An increasingly big number of businesses are realising about the numerous benefits of adequately understanding their clients' data. Additionally, internet and the associated huge amount of valuable information have played an important role in the wide adoption of data-analysis techniques. In fact, so much interest and availability of (free and easy-in-appearance) resources have provoked situations where data models are heavily misused. This section deals precisely with one of the main consequences of such a reality.

With data hording, I refer to a widely-spread-among-online-businesses attitude involving the collection of as much information as possible without properly analysing it. Such a (mis)proceeding has been somehow supported by the irruption of numerous big-data tools, commonly misunderstood as easy ways for people from any background to intuitively get worthy conclusions.

The aforementioned misconception has a negative impact on different fronts:
  • The underlying assumptions about data analysis (i.e., it is easy, anyone can do it, generally-applicable and absolute answers can be expected, etc.) provoke negligent behaviours and the information to not be properly maximised. The most likely consequence of this point is the allocation of disproportionately-restricted resources; for example: unexperienced analysts, too limited budget/time constraints or unrealistic expectations.
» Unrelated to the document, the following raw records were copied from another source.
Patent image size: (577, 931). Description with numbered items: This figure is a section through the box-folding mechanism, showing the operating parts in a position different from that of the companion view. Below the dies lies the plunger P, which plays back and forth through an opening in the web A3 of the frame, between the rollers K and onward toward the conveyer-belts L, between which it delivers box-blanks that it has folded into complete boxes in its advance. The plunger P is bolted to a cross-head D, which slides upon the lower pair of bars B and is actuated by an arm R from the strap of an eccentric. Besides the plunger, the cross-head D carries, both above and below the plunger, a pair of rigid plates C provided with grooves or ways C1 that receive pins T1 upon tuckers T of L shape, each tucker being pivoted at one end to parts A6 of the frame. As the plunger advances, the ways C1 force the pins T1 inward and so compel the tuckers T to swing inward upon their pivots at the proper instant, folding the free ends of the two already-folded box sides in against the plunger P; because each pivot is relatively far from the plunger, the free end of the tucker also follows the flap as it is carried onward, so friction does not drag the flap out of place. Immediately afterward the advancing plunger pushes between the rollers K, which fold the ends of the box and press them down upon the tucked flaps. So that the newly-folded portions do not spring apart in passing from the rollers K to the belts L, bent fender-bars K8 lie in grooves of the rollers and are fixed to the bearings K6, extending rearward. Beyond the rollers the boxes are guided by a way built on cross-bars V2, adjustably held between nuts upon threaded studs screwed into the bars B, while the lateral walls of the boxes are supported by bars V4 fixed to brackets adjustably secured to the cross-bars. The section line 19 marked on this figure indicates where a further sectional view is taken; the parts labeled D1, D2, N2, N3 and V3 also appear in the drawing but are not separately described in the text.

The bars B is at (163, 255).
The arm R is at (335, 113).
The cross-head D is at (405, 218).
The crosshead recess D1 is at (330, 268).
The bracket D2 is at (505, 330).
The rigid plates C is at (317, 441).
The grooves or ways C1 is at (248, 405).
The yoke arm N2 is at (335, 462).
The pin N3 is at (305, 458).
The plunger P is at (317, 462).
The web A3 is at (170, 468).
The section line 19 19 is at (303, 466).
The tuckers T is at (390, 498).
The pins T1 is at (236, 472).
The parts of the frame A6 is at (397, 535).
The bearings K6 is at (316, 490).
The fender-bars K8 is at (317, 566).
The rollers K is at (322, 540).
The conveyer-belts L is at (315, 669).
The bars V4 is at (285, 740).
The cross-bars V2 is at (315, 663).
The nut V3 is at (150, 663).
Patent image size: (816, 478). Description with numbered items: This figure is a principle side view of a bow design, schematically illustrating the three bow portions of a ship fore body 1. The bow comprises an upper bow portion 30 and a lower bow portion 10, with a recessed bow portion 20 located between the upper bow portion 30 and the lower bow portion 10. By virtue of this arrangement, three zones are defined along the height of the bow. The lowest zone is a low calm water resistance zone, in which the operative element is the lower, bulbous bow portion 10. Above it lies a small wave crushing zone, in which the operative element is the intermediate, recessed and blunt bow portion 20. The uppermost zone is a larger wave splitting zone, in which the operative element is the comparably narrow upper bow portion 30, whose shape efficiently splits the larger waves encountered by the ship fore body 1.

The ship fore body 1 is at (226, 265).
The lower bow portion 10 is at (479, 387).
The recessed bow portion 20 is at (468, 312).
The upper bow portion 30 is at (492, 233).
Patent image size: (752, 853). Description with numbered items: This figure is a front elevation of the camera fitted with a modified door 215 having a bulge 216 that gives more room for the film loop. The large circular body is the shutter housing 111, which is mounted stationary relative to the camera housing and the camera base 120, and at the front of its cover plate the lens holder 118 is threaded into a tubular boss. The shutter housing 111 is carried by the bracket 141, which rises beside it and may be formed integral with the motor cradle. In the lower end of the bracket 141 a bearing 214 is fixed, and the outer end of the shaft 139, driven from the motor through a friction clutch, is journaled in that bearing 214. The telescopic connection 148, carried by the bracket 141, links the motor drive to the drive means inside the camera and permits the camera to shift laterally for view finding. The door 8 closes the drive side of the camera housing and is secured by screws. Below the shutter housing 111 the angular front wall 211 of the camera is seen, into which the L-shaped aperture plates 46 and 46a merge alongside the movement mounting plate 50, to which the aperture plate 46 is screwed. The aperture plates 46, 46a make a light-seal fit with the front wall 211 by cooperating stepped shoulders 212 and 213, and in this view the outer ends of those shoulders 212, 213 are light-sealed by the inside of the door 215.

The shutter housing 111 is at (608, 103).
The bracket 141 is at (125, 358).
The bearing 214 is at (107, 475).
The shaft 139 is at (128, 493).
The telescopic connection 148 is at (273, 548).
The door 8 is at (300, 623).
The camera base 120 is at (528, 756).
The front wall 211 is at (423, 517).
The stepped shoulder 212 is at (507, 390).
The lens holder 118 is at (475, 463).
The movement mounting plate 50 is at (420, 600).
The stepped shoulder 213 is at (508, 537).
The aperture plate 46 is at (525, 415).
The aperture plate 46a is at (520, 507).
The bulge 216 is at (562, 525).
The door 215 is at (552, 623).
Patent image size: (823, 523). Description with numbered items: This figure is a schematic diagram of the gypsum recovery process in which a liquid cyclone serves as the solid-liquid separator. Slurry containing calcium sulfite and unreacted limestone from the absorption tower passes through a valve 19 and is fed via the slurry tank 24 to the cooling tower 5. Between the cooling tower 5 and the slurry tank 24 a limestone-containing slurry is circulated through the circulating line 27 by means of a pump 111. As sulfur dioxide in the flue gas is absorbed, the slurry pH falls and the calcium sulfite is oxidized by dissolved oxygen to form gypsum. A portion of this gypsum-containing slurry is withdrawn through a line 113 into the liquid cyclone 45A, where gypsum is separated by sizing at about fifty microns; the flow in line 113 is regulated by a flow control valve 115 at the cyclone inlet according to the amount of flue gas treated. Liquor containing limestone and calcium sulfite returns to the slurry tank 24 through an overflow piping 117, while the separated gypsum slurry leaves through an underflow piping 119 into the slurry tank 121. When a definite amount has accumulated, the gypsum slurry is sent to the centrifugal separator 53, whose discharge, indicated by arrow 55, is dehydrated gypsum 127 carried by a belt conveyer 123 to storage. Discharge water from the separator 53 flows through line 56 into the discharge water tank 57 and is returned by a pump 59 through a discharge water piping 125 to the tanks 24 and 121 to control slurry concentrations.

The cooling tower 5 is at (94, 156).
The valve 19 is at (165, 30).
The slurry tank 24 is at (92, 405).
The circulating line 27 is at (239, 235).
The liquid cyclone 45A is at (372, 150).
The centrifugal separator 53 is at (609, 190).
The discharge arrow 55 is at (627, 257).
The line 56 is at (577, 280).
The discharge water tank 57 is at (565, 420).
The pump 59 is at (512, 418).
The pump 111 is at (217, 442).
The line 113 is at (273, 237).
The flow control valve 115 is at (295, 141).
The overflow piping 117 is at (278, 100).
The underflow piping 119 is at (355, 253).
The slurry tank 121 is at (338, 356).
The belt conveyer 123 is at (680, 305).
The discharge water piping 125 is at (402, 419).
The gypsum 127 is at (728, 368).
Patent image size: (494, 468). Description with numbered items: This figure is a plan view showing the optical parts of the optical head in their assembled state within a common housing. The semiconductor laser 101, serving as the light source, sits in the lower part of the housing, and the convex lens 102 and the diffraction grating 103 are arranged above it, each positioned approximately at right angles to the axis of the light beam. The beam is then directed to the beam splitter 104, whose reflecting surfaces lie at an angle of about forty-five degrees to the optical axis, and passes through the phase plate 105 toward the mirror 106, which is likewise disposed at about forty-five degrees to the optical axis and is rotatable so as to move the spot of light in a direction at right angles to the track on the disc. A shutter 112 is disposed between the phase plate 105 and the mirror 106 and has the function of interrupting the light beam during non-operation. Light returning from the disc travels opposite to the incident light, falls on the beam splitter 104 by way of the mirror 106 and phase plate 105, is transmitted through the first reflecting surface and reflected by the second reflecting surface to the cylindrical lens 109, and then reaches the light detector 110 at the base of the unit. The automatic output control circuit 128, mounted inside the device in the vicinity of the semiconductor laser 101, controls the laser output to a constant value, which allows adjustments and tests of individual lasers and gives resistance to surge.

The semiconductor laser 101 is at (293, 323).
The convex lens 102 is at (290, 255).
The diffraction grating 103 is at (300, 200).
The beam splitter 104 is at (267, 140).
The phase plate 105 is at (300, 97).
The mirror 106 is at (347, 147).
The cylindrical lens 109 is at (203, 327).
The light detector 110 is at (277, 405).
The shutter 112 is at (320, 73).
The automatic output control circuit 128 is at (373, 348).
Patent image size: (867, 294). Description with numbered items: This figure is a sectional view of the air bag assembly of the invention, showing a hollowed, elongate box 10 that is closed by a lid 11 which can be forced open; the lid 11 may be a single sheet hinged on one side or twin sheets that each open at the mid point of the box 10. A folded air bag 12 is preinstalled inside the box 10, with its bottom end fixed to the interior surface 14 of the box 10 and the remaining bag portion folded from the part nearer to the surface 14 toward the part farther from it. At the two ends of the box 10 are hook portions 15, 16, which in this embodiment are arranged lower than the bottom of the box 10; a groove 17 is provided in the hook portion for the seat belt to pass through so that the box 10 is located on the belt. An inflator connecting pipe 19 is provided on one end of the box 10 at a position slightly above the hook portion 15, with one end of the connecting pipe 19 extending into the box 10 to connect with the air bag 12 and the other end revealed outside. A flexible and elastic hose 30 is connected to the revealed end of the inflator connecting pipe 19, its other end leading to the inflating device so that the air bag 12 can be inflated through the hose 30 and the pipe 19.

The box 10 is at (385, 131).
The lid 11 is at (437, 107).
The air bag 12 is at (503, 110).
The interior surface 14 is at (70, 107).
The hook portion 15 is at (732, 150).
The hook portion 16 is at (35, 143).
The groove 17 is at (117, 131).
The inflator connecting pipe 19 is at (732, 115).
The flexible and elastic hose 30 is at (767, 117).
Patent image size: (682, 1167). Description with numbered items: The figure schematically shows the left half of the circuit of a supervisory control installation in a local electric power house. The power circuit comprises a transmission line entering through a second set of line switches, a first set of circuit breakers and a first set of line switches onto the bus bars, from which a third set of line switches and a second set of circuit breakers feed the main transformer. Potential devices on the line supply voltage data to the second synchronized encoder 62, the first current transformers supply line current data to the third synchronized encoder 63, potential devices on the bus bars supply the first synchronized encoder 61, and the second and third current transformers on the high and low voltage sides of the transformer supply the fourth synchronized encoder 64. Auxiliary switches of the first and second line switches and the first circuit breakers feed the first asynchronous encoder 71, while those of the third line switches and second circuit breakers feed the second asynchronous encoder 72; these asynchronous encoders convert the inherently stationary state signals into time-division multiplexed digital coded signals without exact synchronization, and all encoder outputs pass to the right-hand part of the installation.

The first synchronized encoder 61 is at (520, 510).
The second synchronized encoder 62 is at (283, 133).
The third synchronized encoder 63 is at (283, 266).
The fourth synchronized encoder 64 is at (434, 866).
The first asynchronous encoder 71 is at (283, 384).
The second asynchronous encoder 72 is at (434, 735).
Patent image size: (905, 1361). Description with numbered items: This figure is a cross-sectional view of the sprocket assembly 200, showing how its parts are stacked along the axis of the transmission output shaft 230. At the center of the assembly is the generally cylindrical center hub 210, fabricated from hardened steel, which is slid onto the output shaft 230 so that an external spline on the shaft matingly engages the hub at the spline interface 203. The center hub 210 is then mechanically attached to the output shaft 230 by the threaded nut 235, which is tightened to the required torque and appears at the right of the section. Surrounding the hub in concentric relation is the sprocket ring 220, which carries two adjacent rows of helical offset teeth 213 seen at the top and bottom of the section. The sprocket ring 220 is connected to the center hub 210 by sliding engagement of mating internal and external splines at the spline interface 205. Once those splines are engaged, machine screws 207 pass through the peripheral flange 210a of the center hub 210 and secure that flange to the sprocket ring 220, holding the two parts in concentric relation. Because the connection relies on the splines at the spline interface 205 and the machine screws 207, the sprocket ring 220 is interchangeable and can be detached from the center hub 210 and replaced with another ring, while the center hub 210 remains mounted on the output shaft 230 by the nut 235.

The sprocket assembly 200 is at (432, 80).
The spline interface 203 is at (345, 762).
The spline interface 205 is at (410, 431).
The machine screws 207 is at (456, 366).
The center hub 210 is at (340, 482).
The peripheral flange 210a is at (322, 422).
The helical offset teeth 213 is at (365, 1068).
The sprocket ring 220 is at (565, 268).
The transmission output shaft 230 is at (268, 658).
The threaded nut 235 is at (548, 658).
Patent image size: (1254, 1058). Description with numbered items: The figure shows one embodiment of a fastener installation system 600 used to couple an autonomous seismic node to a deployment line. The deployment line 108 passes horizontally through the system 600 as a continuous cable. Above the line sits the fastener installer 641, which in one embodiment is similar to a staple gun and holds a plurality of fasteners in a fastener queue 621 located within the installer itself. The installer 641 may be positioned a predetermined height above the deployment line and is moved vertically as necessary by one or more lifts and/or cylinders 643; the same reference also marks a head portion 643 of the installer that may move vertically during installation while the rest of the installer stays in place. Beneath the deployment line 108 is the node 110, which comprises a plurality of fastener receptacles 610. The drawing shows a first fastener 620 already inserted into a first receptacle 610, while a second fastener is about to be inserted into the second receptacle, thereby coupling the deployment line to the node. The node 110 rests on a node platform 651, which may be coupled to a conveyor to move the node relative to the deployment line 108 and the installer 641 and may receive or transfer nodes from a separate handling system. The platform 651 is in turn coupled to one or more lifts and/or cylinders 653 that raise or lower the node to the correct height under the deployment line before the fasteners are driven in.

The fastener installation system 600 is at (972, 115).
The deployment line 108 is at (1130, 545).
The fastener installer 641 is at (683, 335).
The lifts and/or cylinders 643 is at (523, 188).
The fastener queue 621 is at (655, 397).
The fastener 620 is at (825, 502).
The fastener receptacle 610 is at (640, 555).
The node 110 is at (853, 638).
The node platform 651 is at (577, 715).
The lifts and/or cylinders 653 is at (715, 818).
  • The more information, the more difficult to create a reliable model. In fact, notable increases in the amount of information being accounted usually provoke (even beyond-acceptable) increases of noise, what makes very difficult to create a model.
    Thus, more data is only better if the following two conditions are met: the quality of the additional information is high enough (or, at least, the noise increase is kept under control); and the given model is properly adapted (i.e., tuned, extended or even re-built) to account for all the additional information. Logically, this level of care is incompatible with the described essentially careless behaviours.